Although formal contracts for the final aircraft were exchanged earlier in January, the aircraft is due to leave Everett to join the Atlas fleet on Feb 1. The last aircraft, line number 1,574, is part of an order for four 747-8Fs placed by Atlas Air in January 2021 and will be operated under contract with Apex Logistics. The three other Atlas 747 freighters were received in May, October and November 2022, and the latest delivery takes the Atlas 747 fleet to 56.
Since entering service with Pan American in January 1970, the 747 fleet has logged more than 118 million flight hours and nearly 23 million flight cycles. Of the total aircraft produced the 747-400 was the most popular version with 694 produced from 1989 to 2009, while the final variant—the re-winged, re-engined and stretched 747-8—extended the program life by 11 years with deliveries of 48 -8I passenger models and 108 freighters.
Production space in Everett previously occupied by the 747 line will meanwhile be used for on-going 787 retrofit, join verification and inspection work. The 40-26 bay, which is currently used for the 787 work, will be converted into a new production line for the 737 MAX under plans revealed by Boeing on Jan 30.
The new line, which is expected to be in place by 2024, represents the first use of the Everett site for single-aisle aircraft production and forms part of Boeing’s push to drive 737 assembly rates back up to around 50 per month by the middle of the decade.
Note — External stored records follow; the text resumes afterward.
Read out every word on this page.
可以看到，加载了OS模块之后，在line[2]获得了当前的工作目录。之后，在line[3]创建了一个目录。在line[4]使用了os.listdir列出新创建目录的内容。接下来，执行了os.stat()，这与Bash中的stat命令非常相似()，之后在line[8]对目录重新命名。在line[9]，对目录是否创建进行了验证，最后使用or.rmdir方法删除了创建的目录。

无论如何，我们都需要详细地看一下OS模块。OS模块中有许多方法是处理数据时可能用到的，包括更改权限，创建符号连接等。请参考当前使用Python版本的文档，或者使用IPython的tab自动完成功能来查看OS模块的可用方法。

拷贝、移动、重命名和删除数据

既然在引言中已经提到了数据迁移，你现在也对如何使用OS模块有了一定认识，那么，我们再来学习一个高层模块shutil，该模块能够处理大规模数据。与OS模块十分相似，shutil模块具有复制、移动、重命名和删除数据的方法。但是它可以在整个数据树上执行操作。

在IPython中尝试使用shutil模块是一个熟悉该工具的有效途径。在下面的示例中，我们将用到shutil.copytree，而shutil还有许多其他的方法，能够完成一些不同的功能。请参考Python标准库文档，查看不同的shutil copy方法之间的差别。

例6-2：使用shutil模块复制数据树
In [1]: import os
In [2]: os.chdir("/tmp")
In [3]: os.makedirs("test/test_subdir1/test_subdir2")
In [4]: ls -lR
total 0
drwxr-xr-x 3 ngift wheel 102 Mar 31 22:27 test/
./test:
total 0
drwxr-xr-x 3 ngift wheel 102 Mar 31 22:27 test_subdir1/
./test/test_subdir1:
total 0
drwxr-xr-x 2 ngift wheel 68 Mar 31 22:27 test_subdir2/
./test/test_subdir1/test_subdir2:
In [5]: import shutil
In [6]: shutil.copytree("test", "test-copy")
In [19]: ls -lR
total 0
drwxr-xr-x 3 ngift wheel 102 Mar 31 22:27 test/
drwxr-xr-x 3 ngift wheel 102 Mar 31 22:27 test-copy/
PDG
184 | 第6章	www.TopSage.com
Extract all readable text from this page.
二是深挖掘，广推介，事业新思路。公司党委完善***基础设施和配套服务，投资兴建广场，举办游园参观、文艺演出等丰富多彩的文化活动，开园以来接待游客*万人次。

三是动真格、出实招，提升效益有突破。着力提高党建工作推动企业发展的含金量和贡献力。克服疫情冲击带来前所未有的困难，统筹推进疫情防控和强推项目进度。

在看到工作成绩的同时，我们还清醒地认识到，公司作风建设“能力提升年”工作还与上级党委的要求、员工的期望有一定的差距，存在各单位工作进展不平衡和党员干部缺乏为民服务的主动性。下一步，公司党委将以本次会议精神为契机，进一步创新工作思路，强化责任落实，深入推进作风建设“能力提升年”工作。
The company says it has meanwhile stabilized 737 production at its Renton site at 31 per month and is planning to reactivate the third assembly line at the Seattle facility.
Commenting at the handover event, Boeing Commercial Airplanes president and CEO Stan Deal says the 747 is the airplane that “shrank the world,” and revolutionized travel and air cargo as the first widebody. “It is fitting to deliver this final 747-8 Freighter to the largest operator of the 747, Atlas Air, where the ‘Queen’ will continue to inspire and empower innovation in air cargo,” Deal says.
Atlas Air Worldwide president and CEO John Dietrich says the carrier could potentially continue using the 747-8 into the 2050s and 2060s. “Providing we look after them and maintain them and get good support from Boeing I don’t see why they shouldn’t keep flying for another 30 to 40 years,” Dietrich tells Aviation Daily. Speaking earlier to attendees at the delivery event, Dietrich said “today we celebrate not necessarily an ending, but a beginning as well. The beginning of another exciting chapter driven by the mighty Queen of the Skies, and I will say she is the biggest badass commercial aircraft that’s flying out there.”